China’s stock market is lacking one major ingredient to rebound from bear territory, US fund manager says

  • The CSI 300 Index slipped into bear territory for the first time since the US-China trade war broke out in 2018
  • Wang’s US$3.3 billion equity portfolio has about 13 per cent of its assets invested in Chinese companies, the third-largest country allocation

China’s policy-easing measures will need to go the distance to revive credit for businesses, before investors commit more money to the local stock market, according to US-based money manager Wang Lei.

While two key rounds of liquidity injection and lower borrowing costs since December have reinforced expectations for more, the market remains tentative. The CSI 300 Index has lost 7.6 per cent so far this year as it slipped into bear territory for the first time since the US-China trade war broke out. The MSCI China lost 1.1 per cent and global stocks declined 5 per cent.

“The markets are looking for more details, where will the fresh liquidity go into, and how will monetary policy easing be implemented at the credit level,” Wang, at Thornburg Investment Management, said in an interview. “When we see more loosening of credit lines and money flowing into the economy, such as consumption or fixed-asset investment, then I will become more positive.”

‘When we see more loosening of credit lines and money flowing into the economy, such as consumption or fixed asset investment, then I will become more positive,” says Wang.

A former manager at China’s central bank, Wang now co-manages a US$3.2 billion equity portfolio, which had more than 13 per cent of its assets invested in China at the end of 2021, making it the third-largest country-allocation after Japan and France, according to fund data published by the managers on its website.
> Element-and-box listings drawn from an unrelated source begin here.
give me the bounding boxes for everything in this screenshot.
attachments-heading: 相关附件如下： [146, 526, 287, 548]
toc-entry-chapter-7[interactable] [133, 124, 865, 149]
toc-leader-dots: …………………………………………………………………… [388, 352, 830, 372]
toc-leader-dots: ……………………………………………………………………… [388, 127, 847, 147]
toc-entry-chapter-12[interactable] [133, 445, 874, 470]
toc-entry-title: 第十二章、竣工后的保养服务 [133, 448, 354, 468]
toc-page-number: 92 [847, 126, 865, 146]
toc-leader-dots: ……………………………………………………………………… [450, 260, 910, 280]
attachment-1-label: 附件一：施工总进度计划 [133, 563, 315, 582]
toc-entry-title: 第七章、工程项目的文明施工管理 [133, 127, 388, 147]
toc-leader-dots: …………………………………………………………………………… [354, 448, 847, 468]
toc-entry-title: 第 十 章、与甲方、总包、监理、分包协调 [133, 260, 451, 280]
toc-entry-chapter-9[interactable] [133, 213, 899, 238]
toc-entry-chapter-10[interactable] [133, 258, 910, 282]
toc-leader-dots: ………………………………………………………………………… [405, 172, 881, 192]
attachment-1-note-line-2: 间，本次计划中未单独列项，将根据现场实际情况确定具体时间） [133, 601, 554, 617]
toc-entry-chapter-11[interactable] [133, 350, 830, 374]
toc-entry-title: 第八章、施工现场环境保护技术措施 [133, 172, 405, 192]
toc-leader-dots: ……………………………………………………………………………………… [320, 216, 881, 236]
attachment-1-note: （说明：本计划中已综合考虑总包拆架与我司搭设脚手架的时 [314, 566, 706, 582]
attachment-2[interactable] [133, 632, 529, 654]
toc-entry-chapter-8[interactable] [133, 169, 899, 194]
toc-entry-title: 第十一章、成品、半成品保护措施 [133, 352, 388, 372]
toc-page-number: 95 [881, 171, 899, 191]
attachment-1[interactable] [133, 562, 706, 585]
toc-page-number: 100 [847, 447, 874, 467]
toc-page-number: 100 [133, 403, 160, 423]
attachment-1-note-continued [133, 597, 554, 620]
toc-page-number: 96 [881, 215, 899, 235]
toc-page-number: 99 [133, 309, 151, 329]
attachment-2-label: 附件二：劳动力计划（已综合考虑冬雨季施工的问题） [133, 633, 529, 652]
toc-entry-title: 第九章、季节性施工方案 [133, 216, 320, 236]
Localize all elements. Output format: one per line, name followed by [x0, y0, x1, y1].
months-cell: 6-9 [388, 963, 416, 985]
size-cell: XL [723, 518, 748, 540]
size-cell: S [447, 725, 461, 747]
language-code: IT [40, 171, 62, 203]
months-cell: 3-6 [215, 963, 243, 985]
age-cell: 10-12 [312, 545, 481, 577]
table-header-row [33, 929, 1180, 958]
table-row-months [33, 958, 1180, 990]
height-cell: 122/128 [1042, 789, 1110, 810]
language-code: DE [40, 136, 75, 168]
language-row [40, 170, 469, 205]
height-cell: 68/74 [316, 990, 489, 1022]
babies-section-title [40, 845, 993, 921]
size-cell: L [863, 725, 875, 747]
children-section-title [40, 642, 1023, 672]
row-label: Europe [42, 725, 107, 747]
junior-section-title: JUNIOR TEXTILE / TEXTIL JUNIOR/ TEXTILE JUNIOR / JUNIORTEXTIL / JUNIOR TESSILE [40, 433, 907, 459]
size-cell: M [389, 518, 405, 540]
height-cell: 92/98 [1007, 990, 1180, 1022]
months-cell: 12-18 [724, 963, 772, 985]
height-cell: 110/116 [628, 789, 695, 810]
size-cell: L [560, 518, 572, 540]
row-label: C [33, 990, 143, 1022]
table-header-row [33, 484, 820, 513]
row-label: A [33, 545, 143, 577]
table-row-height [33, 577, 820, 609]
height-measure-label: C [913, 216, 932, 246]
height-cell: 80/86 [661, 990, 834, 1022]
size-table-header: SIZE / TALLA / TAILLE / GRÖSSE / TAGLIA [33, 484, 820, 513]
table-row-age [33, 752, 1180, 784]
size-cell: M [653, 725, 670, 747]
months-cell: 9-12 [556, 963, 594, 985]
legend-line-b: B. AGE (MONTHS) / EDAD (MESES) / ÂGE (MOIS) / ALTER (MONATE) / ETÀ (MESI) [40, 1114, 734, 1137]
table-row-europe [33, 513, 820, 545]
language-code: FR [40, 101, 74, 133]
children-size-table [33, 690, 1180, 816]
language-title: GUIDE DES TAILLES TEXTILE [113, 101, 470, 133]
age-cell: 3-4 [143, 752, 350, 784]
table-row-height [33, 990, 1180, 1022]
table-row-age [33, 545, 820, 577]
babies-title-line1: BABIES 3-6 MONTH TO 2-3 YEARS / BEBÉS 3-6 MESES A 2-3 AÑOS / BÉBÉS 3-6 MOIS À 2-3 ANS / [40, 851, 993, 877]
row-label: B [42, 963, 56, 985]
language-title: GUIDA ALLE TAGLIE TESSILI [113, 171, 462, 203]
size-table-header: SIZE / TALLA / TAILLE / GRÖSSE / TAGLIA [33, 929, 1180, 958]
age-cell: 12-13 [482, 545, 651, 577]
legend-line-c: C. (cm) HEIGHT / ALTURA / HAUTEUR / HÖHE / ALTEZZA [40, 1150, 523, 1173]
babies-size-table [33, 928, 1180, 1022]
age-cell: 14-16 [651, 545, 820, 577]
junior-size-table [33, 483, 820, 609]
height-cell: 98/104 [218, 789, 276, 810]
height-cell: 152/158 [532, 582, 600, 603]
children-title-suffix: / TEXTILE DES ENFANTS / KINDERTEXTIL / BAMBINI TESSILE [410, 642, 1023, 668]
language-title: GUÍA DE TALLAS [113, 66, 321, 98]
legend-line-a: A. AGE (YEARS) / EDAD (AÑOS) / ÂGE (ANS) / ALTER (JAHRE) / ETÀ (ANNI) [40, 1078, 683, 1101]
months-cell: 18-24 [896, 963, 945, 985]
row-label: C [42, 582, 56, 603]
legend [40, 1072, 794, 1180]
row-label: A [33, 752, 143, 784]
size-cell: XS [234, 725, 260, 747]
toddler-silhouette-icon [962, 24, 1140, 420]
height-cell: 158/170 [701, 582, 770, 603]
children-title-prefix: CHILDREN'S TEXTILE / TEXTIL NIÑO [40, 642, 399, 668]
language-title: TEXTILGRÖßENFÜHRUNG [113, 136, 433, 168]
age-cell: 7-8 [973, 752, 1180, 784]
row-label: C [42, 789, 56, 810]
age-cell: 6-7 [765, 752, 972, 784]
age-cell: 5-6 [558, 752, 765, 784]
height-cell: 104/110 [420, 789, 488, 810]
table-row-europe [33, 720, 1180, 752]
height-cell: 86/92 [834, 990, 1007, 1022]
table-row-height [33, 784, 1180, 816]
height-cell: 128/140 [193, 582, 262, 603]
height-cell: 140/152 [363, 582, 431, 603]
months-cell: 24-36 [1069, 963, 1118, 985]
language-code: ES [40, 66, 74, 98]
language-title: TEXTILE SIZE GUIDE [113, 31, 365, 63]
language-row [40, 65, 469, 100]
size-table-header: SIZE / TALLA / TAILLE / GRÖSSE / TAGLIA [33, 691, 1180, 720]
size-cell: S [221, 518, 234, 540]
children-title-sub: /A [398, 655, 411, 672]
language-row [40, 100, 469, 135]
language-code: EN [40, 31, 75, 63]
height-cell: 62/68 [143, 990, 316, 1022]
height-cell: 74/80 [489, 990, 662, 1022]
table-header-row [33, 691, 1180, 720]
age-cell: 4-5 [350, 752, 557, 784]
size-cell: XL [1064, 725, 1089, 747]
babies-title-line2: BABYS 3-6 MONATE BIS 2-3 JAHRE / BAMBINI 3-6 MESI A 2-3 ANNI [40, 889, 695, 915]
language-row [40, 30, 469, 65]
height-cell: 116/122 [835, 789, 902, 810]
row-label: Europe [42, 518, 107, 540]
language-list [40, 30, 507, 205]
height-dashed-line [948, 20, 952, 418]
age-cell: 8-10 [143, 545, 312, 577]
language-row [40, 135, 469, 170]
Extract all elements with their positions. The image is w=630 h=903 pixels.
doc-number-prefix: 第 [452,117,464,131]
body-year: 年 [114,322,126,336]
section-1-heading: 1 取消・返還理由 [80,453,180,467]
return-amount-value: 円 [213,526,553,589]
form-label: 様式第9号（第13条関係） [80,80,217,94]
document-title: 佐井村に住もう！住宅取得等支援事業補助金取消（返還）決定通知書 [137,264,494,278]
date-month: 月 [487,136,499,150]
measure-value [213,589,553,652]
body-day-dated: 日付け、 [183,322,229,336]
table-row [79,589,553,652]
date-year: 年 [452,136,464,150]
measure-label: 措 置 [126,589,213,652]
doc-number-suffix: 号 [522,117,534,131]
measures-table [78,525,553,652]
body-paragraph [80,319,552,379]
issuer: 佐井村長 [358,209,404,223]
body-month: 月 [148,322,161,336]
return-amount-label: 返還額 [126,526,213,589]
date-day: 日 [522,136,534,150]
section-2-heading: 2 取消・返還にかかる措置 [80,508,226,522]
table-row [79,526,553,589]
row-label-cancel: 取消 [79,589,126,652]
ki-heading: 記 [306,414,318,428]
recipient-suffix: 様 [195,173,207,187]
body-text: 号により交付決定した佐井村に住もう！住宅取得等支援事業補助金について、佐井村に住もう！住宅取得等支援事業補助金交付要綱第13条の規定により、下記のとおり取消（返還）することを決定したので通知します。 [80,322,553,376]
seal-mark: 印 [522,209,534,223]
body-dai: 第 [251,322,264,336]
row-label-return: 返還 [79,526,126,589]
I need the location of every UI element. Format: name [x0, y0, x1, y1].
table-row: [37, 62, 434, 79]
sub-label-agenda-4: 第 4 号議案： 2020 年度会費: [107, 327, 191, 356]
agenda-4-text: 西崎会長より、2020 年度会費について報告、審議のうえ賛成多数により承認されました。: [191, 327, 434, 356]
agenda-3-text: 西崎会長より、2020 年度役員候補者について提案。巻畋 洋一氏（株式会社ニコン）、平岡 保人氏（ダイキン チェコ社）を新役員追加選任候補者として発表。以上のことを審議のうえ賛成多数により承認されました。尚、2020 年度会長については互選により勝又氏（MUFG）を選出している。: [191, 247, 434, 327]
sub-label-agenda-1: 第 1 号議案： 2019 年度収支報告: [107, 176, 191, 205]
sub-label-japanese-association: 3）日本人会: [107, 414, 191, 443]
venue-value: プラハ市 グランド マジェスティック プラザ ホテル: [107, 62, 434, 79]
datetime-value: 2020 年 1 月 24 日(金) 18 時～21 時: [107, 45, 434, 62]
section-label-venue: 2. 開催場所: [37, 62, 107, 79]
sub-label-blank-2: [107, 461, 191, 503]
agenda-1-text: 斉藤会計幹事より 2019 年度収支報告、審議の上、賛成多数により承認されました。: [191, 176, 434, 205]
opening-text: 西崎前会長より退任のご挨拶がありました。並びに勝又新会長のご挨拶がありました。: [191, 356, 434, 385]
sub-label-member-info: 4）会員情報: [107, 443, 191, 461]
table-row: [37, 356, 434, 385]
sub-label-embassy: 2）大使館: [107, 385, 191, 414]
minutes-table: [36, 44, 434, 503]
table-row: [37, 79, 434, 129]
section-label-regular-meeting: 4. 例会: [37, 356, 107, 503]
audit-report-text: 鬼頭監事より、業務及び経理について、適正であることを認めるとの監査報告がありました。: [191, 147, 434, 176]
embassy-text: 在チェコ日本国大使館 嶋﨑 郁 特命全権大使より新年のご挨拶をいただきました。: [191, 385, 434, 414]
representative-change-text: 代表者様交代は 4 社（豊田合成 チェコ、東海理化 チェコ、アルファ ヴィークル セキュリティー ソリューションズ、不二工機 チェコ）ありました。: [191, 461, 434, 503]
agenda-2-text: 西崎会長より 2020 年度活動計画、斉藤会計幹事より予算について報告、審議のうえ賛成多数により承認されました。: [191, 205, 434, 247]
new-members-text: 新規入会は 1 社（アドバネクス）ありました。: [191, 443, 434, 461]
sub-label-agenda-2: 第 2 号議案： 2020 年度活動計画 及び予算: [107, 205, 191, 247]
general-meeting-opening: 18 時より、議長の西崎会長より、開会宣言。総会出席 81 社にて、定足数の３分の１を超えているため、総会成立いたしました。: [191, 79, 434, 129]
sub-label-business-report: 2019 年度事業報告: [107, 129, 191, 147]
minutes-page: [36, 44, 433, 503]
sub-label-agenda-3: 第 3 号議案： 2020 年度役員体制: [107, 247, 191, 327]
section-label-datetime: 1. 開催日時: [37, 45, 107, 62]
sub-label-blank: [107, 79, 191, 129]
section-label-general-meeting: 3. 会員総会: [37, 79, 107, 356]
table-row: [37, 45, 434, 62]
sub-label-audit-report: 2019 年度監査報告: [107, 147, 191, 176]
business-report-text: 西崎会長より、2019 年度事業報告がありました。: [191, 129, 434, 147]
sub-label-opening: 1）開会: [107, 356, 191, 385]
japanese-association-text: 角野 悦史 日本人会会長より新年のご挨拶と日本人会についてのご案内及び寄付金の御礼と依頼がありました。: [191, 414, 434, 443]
Its top Chinese holdings included China Merchant Bank, Citic Securities and Kweichow Moutai, data on its website showed. Other investments include Hong Kong-listed Alibaba Group Holding, Tencent Holdings, Bilibili and China Longyuan Power, among others. It also held shares in electric-car maker NIO.

Thornburg is an independent asset manager based in Santa Fe, New Mexico. It “eats its own cooking” such that all its money managers invest in the funds they manage.

Recent official reports on the manufacturing and services industry suggest the local economy remained downbeat last month. China’s credit cycle leads domestic economic conditions by six to nine months, which suggests that a rebound is not imminent, according to strategists at BCA Research.

Besides, China’s strict zero-Covid approach to controlling the pandemic and its tough actions against excessive debt in the property industry are seen as inhibiting the consumption and property sectors, two major sources of economic growth in recent years.

New bank lending in China was weaker than expected in December, falling 11 per cent from a year earlier, the slowest in nearly 15 years. Wang expects a rebound in March or April, where credit is expected to improve going into the Two Sessions, the annual parliamentary meeting in March.

China’s central bank building in Beijing.

“That would be the time that more leadership is put into place at the provincial level, which will then implement pro-growth policies at the local level,” said Wang, who spent three months in China last year to feel the pulse of the economy on the ground.

Strategists at global investment banks, brokerages and funds have turned more positive on China. Goldman Sachs and UBS raised the market to overweight as early as October, while Jefferies and Credit Suisse upgraded it last month.

“We are positive [on Chinese stocks] because we have seen the inflection point in terms of the policy,” said Bin Shi, head of China equities at UBS Asset Management, in a note dated January 27. “We shouldn’t underestimate the power of policy changes.”

In the short term, Wang is betting on Chinese internet giants having their re-rating opportunity, given that regulatory concerns have been more than priced in and counting on better-communicated actions. Last quarter, he added China to “modest overweight” by picking up a few select beaten-down names, according to his fourth quarter report published on the company’s website.

The money manager also likes green energy or carbon-neutral plays. They have “a long runway with favourable policies supporting a clear long-term goal” laid out by President Xi Jinping.

While a mismatch between tighter global policies and an accommodating one in China offers opportunities for stock picking, Wang is prepared to wait for firmer signals from the central bank.

“If I want to increase Chinese exposure for my portfolio, I want to see not just monetary easing, but some interesting credit expansion coming from the banking system,” he said.